Raptors’ interest in ISU’s Izaiah Brockington makes a ton of sense

NEW YORK, NEW YORK - NOVEMBER 24: Izaiah Brockington #1 of the Iowa State Cyclones (Photo by Sarah Stier/Getty Images)
NEW YORK, NEW YORK - NOVEMBER 24: Izaiah Brockington #1 of the Iowa State Cyclones (Photo by Sarah Stier/Getty Images) /

The Toronto Raptors certainly have a type when adding backcourt players. Masai Ujiri and Nick Nurse have populated their roster with versatile defenders that can be coached up on the offensive end. Commitment to that philosophy of building a team could help Iowa State star Izaiah Brockington end up in Canada during the 2022 NBA Draft.

Brockington has certainly not had an easy or traditional path in college basketball. After starting at St. Bonaventure and sitting out a year following a transfer to Penn State, Brockington finally became a star with the Cyclones after winning Big 12 Newcomer of the Year.

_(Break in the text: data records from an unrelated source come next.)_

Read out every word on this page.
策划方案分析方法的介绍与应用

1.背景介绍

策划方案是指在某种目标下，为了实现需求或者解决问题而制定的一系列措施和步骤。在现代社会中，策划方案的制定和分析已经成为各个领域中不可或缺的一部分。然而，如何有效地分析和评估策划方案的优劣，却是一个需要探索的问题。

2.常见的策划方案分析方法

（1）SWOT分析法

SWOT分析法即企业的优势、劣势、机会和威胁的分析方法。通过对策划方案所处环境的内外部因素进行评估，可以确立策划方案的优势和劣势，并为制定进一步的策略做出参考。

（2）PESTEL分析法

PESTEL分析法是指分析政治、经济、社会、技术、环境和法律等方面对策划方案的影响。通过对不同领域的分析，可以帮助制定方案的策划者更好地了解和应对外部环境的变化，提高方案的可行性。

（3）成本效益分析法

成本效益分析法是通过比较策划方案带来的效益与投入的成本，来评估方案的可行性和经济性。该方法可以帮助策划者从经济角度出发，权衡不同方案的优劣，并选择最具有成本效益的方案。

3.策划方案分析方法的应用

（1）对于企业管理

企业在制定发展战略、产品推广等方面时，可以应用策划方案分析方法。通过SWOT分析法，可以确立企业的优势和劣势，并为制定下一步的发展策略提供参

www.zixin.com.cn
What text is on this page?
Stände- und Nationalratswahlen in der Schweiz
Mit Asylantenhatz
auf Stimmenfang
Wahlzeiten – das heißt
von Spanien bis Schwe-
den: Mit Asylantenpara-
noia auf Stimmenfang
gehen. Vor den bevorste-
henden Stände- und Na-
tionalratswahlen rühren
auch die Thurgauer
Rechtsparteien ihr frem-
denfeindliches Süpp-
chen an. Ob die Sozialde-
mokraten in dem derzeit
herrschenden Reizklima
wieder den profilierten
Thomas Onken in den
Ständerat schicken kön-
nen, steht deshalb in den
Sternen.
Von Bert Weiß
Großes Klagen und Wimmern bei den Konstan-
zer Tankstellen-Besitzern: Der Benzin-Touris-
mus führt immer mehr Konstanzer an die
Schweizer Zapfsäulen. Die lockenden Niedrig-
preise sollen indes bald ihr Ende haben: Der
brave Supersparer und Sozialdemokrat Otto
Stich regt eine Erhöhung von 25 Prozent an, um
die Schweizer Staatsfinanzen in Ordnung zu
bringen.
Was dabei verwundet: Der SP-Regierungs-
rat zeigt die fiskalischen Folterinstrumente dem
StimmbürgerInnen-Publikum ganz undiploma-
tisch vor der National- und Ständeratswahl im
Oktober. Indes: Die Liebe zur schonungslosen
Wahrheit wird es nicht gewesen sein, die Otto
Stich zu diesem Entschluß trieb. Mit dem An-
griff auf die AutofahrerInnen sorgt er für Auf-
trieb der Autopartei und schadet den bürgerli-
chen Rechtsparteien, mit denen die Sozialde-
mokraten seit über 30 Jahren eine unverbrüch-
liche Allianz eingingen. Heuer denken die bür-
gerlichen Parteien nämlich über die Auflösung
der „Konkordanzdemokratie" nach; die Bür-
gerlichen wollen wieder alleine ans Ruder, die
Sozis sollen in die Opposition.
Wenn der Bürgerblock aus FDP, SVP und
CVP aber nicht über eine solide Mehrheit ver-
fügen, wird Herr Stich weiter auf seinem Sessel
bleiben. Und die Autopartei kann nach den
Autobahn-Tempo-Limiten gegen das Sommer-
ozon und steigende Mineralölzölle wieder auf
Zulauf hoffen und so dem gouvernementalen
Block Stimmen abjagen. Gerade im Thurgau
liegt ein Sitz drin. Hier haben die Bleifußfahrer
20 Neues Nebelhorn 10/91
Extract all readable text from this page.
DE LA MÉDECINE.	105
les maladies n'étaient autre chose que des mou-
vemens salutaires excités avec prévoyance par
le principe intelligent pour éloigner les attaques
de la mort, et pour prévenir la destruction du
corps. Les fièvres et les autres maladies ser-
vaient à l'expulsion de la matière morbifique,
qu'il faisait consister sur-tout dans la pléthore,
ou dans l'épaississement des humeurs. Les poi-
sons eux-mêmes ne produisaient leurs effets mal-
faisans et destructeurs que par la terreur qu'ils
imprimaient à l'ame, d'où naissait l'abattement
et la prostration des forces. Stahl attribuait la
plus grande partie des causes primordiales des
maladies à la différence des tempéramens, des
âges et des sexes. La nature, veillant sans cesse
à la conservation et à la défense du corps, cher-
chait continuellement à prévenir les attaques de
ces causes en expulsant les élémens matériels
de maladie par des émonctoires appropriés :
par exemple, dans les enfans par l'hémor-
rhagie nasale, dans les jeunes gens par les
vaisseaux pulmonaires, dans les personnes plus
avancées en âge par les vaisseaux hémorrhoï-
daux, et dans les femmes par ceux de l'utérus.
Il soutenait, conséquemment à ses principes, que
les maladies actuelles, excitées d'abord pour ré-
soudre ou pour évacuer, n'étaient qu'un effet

Brockington averaged 16.9 points, 6.8 rebounds, and 1.6 assists per game in Ames this year, helping the Cyclones earn a No. 11 seed in the NCAA tournament and make it to the Sweet Sixteen. No wonder the Raptors are interested in bringing in the Cyclone star for a workout.

Brockington has already worked out with the Raptors, which could signify that Toronto is either going to draft him with the No. 33 pick in the 2022 NBA Draft or bring him as a priority undrafted free agent. Brockington’s style of play is precisely what Nurse likes to see.

The Toronto Raptors could use Iowa State’s Izaiah Brockington.

Brockington is comfortable defending both guard positions and generating turnovers, as his short-area quickness and robust 6-4 frame can make him a lethal stopper in the right system. A quality rebounder who posted multiple double-doubles as a 6-4 guard, Brockington could be lined up as a traditional small forward in smaller lineups.

On offense, Brockington is a throwback mid-range slasher. Able to get to the rack and make plays at the rim while sniping teams to death from 16 feet away, Brockington shouldn’t be viewed as an offensive detriment as a rookie. While not a great passer, Brockington brought the ball up the floor plenty in college.

While Brockington has made 34% of his 3-point attempts, the fact that he’s only taken 1.9 shots per game in his career shows that there is still a ton of ground for him to make up in this area. The fact that he is going t turn 23 during his rookie year might also limit his upside.

While Brockington is not projected by many to be a high second-round pick, he could be more productive than most imagine due to his seamless fit in Toronto’s culture and preferences. After earning rave reviews for his leadership with the Cyclones, there’s a ton to like about Brockington’s game and personality.